With electronic communications travelling at the speed of light (or
sometimes marginally slower if an older, lesser megahertz, aging and
weary server blocks its path and slows its forward motion) we can
conduct almost instant conversations with associates in distant climes
with nary a thought to the wonder of it all.
Emails now easily comprise eighty percent or more of all business and
personal communications. It would be a much higher proportion had not
lawyers (the last bastion of all the paper supremacists); all over the
world resisted the trend by insisting on non-standard paper lengths,
unintelligible language and billing weight of paper. Would it be they
discovered "Tools/Word Count" on the Word toolbar they could
have abandoned this ancient form of revenue generation and made far more
money be learning how to "cut and paste" and write voluminous,
equally incomprehensible emails; charging by the word.

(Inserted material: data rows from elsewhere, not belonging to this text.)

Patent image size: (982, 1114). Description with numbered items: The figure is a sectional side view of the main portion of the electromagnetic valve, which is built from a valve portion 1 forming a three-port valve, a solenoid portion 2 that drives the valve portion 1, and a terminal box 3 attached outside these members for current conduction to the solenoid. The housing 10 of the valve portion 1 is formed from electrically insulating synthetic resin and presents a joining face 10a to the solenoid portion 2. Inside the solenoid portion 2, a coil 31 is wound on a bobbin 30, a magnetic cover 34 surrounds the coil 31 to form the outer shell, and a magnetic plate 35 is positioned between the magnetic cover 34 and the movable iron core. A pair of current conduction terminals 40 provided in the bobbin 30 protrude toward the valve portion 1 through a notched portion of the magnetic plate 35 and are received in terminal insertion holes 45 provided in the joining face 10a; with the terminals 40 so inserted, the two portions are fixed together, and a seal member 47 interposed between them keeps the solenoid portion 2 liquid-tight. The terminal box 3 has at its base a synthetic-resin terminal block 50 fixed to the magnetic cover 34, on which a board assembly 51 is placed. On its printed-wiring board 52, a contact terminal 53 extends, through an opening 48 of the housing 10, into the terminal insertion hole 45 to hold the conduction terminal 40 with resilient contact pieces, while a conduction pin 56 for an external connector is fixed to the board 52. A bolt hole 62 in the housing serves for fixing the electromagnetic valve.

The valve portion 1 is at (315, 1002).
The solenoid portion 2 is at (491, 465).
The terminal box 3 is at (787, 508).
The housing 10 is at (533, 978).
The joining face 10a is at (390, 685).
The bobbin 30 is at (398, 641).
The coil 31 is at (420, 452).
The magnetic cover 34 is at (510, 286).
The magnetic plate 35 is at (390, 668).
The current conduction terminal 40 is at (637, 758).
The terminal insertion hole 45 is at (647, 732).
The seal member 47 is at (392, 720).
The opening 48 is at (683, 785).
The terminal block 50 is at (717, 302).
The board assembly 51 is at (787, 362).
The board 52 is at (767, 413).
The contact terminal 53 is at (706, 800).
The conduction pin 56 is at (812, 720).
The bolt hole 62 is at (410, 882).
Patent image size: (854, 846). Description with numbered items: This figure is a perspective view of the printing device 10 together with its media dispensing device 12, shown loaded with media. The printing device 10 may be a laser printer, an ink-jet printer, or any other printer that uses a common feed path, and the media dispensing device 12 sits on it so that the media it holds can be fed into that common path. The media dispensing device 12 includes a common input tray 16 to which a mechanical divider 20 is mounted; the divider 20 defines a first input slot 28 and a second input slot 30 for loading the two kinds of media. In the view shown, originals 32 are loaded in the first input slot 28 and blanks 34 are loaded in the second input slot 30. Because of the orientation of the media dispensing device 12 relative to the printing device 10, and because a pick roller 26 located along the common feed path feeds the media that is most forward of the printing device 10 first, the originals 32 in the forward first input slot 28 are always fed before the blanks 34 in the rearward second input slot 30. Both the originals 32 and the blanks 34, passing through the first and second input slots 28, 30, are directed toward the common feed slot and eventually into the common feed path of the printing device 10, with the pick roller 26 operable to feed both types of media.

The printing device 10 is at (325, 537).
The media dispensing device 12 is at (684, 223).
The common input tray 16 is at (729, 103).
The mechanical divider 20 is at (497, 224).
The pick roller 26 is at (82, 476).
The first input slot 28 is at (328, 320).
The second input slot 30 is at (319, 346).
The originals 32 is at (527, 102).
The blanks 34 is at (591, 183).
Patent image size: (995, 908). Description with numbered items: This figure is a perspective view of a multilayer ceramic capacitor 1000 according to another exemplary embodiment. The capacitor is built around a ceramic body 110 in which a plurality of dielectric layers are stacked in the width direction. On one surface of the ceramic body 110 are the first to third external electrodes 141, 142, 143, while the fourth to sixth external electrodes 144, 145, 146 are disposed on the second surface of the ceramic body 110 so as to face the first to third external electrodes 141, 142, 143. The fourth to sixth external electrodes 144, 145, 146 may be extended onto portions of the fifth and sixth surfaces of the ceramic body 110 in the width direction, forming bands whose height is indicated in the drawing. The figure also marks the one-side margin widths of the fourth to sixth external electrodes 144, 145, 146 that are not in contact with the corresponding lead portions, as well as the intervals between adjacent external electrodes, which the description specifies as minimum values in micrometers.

Have any of us really had time to think about the wonder of it all?
Probably not, because the email revolution has snuck up on society
slowly and inexorably over the last thirty years until it now permeates
every facet of our business and personal lives. When I was young we met
young ladies at church and dances, school, college and work. Today we
meet our partners on the Internet and profess our undying love and
devotion via email.
This new paradigm in human relationships came too late for me to
enjoy but it would have been greatly appreciated in my youth. It is
extraordinary difficult to mislead someone over your height, appearance
or other facial or bodily characteristics when asking for a dance,
rejection was my greatest fear and embarrassment as a young man
competing for a partner. Via email we can be whatever we wish to be
either innocently or fraudulently and all us men with "great faces
for radio" can do far better than we could in the 'olden-days'; at
least until that fateful day when we and our true-love finally meet.
Hopefully, 'she' has been as creative with the truth as we have so there
is no great discrepancy in the 'hope-versus-reality' aspirations of both
parties.
How would email have changed our past had it been available? How will
email and its successors change our future? Will the human race retreat
into a world of electronic communications eschewing face-to-face contact
in an effort to avoid contagion from SARS, AIDS, Mormon missionaries,
born-again-Christians, the homeless and relatives in need of money and
advice about which computer to buy? Will the increase in communications
further the advance of the human race or will the diminishing amount of
human contact retard our development?
What will be the next big advance after email? Will we all have brain
implants within 30 years and then communicate by direct thought as
easily as we think of a distant friend or relative? Don't laugh or
discard this idea too quickly. I think back to my coal miner dad in 1952
in austere post-war Britain and try to imagine how he could have
conceived something so extraordinary and far-reaching and revolutionary
as email.
What's next? Whatever it is you can be sure of two things. Someone
has already thought of it and someone else has already begun designing
the embryonic technology that will support the mind-mail system of the
future. In laboratories around the world the next phase in
human-to-human communications is already under development and it too
will sneak up o us just as its predecessor did. The successor to email
is out there; the majority of us just aren't aware of it yet.